6 Director’s Tips For Your Induction Video Production
A video production project of any kind can be an exciting and rewarding journey. However, without the necessary preparation and research, it can also turn into a costly and fruitless exercise.
Not to mention ending up with a video presentation that doesn’t quite hit the mark.
This certainly holds true for a health and safety induction video. The content needs to be relevant, accurate and importantly, engaging.
When you think about it, the health and safety induction accounts for a fair proportion of the all-important “first impressions” of new workers.
So the aim is to produce a video that will tick those boxes. Also, with a bit of creative thinking, the process doesn’t necessarily have to be as expensive as one might imagine. So it’s a good idea to familiarise yourself with the production process.
Here’s 6 tips I’d like to share which will hopefully help with your next induction video production.
1. The most important part – the script
No matter how you decide to produce your video, THE MOST important component will be the script.
You could get this professionally produced or you could give it a go yourself.
If you decide on the latter, I suggest you write down all the topics you might want to cover in the script. Then devote some time to think about each topic at a time and what you would like to communicate about that topic.
Common safety topics most workplaces would cover in their induction would include Duty of Care, Code of Conduct, Hazard Identification, Manual Handling, PPE, Slips Trips and Falls, just to name a few. Here’s a link to an off-the-shelf induction package which may give you a few ideas.
However, your workplace may also have specific areas or issues that need to be addressed, as well as information in your company’s policies and procedures
2. Make your spoken word engaging
A couple of handy tips for writing a script is to concentrate on the things you would like to communicate verbally and not worry too much about the visual content at this stage.

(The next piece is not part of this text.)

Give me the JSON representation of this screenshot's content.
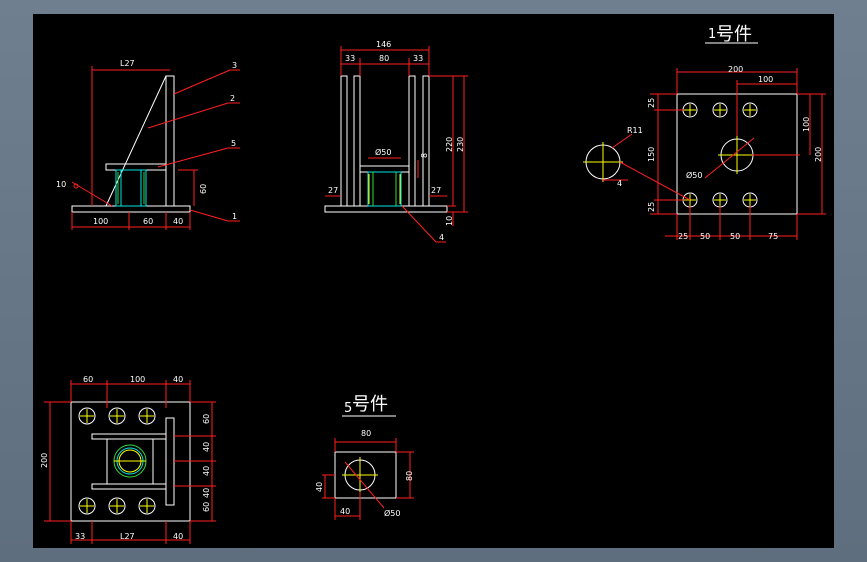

Think about the phrase … “less is more”.
People’s concentration span has reduced enormously with the advent of the Internet.
In the 1990’s the aim was for 12 to 16 min training videos but today, it’s more like 3 to 6 minutes. So build your induction video in modules so that different modules can be watched at different times of the day.
Also keep the sentences brief. Longer sentences are harder to voice and therefore are less engaging to your target audience.
3. Script is written, check the flow
Once you have completed your script, record a voice over on your telephone. Don’t worry too much about quality of voice, just focus on getting the words right. Play it back to yourself… does it flow?
Maybe read it to a colleague. Ask for feedback of what sounds good, what doesn’t.
Don’t be precious, welcome good honest and objective feedback.
One idea is to avoid all of the above!
One of the beauties of safety is that we all have a similar same set of rules that must be adhered to. The message hardly varies workplace to workplace.
One option preferred by many organisations is to hand pick, already produced, off-the-shelf training video content. Depending on the producer and licensing terms, you could utilise the spoken portion and simply replace the generic footage with your own.
4. Thinking visuals now – The Shotlist
Once you are satisfied that the spoken word will be clear, succinct and engaging; your next task is to take each sentence and come up with an appropriate image to represent the spoken word.
We usually split an A4 page into two columns with the left hand column headed “We Hear” and the right hand column headed “We See”
This helps you focus on visuals for each sentence; one at a time. For more information on the shot list, here’s a post we wrote a little while back.
5. Get the shots – You don’t necessarily need a film crew
You now have your list of shots that need to be captured for your video
This can be done by anywhere between using a professional film crew, down to grabbing your smart phone and capturing photos according to the shot list you have just generated.
I have produced a couple of induction videos in the past using this technique where the client has sent one of their staff out to capture a heap of photos and in post production, we have moved through each photo to give the production movement and colour. Both clients were delighted with the relatively low cost but effective treatment as were we.
Now here’s a thought!
Perhaps the most engaging induction video we have produced in the past was for a cold storage company who had all their staff presenting the spoken word live to camera.
I would imagine this would work well even with the photo treatment where you could take a photo of each worker and get them to voice a certain part of the video. The visuals here could include a photo of them looking at the camera in their safety gear and then some snapshots of what they are talking about.
If you end up doing this, I would suggest you invest in a decent microphone to use with your smart phone and find a nice quiet office somewhere to record the voice over’s.
It’s a much cheaper option than a professional voiceover and even though it will not be as polished as the professional VO, its great for new employees to see their future workmates so involved and engaged in the safety message!
6. Post production
There is a multitude of video editing software suites available on market depending on your level of expertise.
I am not too familiar about the various domestic editing suites to cut all the video, photos and voices together so I will not start to suggest any. I am sure however, a search online will bear fruit.
Perhaps some of you out there have already travelled that path and can suggest some easy to operate alternatives?